C’est une « nouvelle mise en scène » – et non une nouvelle production – de Faust que nous propose cette saison l’Opéra de Paris. Exit Jean-Louis Martinoty ; c’est à Jean-Romain Vesperini qu’incombe la lourde tâche de remanier la production de 2011, avec une distribution elle aussi renouvelée.
Parlons tout d’abord du point fort du spectacle : son plateau vocal. À tout seigneur, tout honneur, Piotr Beczala se révèle un Faust juste et convaincant. S’il lui arrive parfois de manquer d’un peu de chaleur et de lumière – on ne peut s’empêcher la comparaison avec Roberto Alagna – l’émotion est là, et la diction est tout à fait claire et intelligible. Les aigus sont plus ouverts et charnus qu’à l’accoutumée, et malgré une légère hésitation dans les premières millisecondes, le contre-ut de la Cavatine « Salut ! Demeure chaste et pure » emplit fièrement la vaste nef de l’Opéra Bastille.
On pouvait de façon légitime se poser la question de l’adéquation entre la voix mature de Krassimira Stoyanova et le personnage de Marguerite. La soprano bulgare y apporte une réponse éclatante qui dissipe tous les doutes. La beauté du timbre et l’agilité de la voix font merveille dans tous les registres du personnage, depuis l’insouciance juvénile de l’Air des bijoux jusqu’aux affres du tourment et de la mort.
Ildar Abdrazakov, en revanche, déçoit quelque peu. Manquant souvent de puissance dans les graves, ce Méphistophélès un peu trop tiède ne parvient jamais à nous séduire ni à nous terrifier. Quant à son élocution, elle laisse parfois à désirer.
Le Valentin de Jean-François Lapointe déborde d’énergie. Que ce soit pour partir au combat (« Avant de quitter ces lieux ») ou pour mourir, il incarne son personnage avec un engagement sans faille, portant ainsi quelques-uns des rares moments de tension dramatique de cette représentation.

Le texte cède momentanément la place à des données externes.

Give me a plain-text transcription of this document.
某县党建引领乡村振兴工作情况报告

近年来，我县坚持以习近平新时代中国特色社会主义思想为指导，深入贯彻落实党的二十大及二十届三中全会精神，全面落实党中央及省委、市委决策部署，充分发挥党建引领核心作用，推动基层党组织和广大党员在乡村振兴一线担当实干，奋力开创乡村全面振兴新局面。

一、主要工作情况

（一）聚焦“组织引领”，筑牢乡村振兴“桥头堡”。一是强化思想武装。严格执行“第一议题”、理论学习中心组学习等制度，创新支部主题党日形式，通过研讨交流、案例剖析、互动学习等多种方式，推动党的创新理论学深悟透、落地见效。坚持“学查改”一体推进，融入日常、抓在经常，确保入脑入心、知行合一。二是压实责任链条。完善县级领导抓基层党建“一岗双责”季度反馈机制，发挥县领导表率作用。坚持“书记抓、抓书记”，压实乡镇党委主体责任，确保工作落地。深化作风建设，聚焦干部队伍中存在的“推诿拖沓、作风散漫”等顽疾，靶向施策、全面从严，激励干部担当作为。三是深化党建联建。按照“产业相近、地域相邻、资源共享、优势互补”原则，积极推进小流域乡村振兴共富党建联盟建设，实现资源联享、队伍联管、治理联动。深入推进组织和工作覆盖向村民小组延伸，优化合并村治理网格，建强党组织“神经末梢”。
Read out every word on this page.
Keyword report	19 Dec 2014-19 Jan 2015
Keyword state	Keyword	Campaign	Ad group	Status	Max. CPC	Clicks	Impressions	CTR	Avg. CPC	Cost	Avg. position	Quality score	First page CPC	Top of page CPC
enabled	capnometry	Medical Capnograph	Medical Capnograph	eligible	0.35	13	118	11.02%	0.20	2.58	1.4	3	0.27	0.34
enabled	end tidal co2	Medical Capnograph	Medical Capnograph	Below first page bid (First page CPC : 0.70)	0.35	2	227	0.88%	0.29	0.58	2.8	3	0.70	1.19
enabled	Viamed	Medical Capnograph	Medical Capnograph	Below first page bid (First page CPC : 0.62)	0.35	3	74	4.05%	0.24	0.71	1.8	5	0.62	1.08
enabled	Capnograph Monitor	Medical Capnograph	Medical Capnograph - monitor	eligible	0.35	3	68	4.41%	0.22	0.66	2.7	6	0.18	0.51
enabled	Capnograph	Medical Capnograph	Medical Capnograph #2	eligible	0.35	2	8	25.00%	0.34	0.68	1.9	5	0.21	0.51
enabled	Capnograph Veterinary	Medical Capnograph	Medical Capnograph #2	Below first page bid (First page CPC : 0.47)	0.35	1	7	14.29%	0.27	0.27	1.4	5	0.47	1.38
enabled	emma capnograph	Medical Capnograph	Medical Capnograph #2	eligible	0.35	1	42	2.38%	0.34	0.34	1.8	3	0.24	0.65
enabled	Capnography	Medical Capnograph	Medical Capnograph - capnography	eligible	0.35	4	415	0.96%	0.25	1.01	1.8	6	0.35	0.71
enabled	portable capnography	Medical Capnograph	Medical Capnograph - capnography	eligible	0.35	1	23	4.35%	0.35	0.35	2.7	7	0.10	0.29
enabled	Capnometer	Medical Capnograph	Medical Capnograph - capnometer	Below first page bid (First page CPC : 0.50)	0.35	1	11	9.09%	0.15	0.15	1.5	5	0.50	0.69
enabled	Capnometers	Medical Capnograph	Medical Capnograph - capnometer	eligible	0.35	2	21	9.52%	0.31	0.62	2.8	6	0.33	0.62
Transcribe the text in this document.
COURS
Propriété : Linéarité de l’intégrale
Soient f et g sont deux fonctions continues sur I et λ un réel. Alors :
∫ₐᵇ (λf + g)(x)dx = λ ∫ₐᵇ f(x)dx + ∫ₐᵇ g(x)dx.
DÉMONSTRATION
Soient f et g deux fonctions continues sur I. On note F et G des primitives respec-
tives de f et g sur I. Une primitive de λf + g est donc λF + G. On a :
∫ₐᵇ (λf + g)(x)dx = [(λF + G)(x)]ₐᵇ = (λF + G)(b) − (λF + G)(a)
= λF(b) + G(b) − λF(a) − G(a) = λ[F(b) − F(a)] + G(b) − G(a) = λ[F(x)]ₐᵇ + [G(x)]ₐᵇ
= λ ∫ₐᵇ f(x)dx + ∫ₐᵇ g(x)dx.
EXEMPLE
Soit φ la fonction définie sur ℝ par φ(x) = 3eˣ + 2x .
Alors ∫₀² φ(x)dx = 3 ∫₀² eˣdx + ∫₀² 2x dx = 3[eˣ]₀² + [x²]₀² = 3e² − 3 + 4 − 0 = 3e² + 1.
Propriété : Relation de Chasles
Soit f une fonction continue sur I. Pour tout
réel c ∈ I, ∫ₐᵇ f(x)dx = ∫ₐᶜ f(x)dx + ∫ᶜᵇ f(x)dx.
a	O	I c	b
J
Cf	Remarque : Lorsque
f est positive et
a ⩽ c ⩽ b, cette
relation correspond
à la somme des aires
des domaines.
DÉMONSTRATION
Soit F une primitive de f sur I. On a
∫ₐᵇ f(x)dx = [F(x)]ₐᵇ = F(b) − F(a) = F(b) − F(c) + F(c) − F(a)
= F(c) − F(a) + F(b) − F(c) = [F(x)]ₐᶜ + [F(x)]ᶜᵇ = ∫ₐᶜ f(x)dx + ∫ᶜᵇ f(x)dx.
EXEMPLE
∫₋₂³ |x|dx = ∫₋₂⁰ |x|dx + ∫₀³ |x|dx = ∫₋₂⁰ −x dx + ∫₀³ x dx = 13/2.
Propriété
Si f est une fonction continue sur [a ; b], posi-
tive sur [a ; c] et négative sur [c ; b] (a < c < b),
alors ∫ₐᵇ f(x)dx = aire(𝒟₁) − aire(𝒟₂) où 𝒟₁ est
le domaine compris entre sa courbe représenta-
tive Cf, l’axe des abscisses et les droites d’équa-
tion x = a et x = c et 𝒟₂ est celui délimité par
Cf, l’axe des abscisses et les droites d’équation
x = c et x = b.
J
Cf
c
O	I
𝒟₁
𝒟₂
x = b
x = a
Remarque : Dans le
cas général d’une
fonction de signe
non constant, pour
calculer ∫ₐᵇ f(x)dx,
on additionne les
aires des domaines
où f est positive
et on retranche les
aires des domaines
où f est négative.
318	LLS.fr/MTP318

N’oublions pas les seconds rôles. Anaïk Morel donne à Siébel tous les attributs vocaux du jeune soupirant fougueux de Marguerite, tandis que Doris Lamprecht, comme à son habitude, est irrésistible, notamment dans le duo de Dame Marthe et Méphistophélès. Le Chœur de l’Opéra de Paris, enfin, remplit bien son rôle, avec application et cohérence.
Dans la fosse, sous la baguette de Michel Plasson, l’Orchestre de l’Opéra de Paris restitue assez bien, dans l’ensemble, les couleurs de cette riche partition. Mais ladite baguette se serait-elle émoussée sous l’effet de la routine ? Les couleurs manquent de lumière et de contraste ; la tension est souvent édulcorée et diluée dans des tempi lents qui mettent à certains moments les chanteurs en difficulté.